7 de abril de 2026 – LLAMADO DE AMOR Y CONVERSIÓN DEL CORAZÓN DOLOROSO E INMACULADO DE MARÍA

7 de abril de 2026 – LLAMADO DE AMOR Y CONVERSIÓN DEL CORAZÓN DOLOROSO E INMACULADO DE MARÍA

Queridos hijos, adoren, alaben, bendigan, exulten por medio de mi Corazón Doloroso e Inmaculado al Sagrado Corazón Eucarístico de Jesucristo, el Cordero de Dios que fue inmolado en la Cruz, pero resucitó glorioso y triunfó sobre la muerte (Hebreos 9,28; 1 Corintios 15,54–57)[1]  

Hijos míos, apóstoles de Nuestros Dos Corazones, la santa Vigilia Pascua tiene que ser la conmemoración más solemne de mi Obra, porque todos los dones para estos tiempos, ¿cuáles son?: El triunfo de mi Corazón Doloroso e Inmaculado, la gracia de un nuevo Pentecostés, la eucaristización de la humanidad y el reinado eucarístico giran en torno a un solo acto de victoria de la Santísima Trinidad: La Resurrección de mi Hijo Jesucristo.

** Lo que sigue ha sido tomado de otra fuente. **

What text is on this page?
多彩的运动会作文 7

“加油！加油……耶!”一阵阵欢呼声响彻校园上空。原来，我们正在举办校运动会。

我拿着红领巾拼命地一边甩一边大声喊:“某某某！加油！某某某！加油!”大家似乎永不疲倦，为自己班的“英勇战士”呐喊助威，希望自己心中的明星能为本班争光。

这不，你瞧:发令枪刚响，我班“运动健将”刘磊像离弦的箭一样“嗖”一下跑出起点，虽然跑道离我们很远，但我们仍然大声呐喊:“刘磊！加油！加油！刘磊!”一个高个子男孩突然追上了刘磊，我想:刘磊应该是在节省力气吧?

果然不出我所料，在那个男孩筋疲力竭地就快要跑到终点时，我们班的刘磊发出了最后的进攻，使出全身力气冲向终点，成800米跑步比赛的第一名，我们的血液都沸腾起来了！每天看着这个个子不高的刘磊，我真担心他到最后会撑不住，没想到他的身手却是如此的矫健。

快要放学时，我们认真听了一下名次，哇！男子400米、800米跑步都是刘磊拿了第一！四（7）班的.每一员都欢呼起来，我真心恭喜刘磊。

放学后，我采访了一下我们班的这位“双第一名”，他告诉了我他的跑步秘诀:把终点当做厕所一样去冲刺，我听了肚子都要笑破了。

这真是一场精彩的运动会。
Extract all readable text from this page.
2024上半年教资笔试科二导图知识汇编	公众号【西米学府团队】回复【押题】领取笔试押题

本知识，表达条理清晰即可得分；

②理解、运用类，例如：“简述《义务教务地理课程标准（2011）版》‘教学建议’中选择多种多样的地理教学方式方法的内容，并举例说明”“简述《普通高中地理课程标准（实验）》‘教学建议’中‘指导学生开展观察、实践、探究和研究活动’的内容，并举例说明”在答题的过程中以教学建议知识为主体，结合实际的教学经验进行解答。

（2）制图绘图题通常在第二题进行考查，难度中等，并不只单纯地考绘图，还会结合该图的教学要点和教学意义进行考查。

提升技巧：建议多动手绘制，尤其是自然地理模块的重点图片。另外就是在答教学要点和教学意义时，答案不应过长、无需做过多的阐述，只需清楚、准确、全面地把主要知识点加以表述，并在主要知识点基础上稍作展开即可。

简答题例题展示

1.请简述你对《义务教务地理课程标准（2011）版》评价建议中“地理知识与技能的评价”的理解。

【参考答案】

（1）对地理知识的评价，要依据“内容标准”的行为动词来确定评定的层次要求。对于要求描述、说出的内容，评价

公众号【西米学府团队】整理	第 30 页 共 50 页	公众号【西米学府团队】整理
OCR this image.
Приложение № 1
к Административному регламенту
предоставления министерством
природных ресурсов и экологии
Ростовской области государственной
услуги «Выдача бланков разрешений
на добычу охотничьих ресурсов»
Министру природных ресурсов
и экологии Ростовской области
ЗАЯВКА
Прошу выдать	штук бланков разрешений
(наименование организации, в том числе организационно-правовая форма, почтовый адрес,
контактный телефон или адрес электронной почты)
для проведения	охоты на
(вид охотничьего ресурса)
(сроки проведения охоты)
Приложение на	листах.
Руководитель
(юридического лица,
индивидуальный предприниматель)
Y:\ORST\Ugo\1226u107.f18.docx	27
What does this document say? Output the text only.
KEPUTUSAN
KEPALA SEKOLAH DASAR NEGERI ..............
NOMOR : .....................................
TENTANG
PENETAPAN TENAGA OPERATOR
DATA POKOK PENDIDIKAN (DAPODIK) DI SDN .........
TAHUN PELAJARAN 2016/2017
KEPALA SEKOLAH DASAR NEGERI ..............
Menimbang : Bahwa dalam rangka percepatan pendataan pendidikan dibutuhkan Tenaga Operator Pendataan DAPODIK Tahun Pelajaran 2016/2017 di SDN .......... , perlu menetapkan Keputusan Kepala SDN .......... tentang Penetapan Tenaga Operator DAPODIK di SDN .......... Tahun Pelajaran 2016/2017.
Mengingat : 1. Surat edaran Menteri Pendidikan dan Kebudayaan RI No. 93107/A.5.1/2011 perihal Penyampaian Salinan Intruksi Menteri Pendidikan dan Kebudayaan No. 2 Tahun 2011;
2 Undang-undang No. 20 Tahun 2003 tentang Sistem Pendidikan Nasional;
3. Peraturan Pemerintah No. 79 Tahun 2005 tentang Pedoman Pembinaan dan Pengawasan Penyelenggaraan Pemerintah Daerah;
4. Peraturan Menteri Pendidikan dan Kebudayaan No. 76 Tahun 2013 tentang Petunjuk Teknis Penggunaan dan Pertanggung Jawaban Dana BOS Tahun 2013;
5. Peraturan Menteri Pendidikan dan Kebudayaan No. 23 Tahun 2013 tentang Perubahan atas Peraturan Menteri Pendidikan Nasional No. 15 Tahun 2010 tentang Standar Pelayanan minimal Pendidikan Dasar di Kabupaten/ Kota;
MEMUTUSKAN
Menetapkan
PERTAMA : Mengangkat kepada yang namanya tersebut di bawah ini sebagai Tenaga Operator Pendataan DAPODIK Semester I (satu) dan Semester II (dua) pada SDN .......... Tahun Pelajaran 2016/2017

La resurrección de Jesús, entendiendo ahora que es el Sagrado Corazón Eucarístico del Cordero de Dios profetizado en Apocalipsis (Apocalipsis 5,6.12–13)[2], es su triunfo definitivo, pleno y perfecto, y el triunfo del Cordero es la fuente viva de todas las demás gracias. Por eso, por sobre todas las fiestas de la Iglesia y de mi Apostolado, hay una sobre todas: el triunfo del Sagrado Corazón Eucarístico del Cordero de Dios, Jesucristo, en la noche santísima de la Vigilia Pascual.

Por eso, hijos míos, mi Apostolado es una obra pascual kerigmática[3] y evangelizadora (1 Corintios 15,3–4; Hechos 2,32)[4].

Anuncien el triunfo del Cordero, proclamando su resurrección. Con palabras y sobre todo con obras de testimonio.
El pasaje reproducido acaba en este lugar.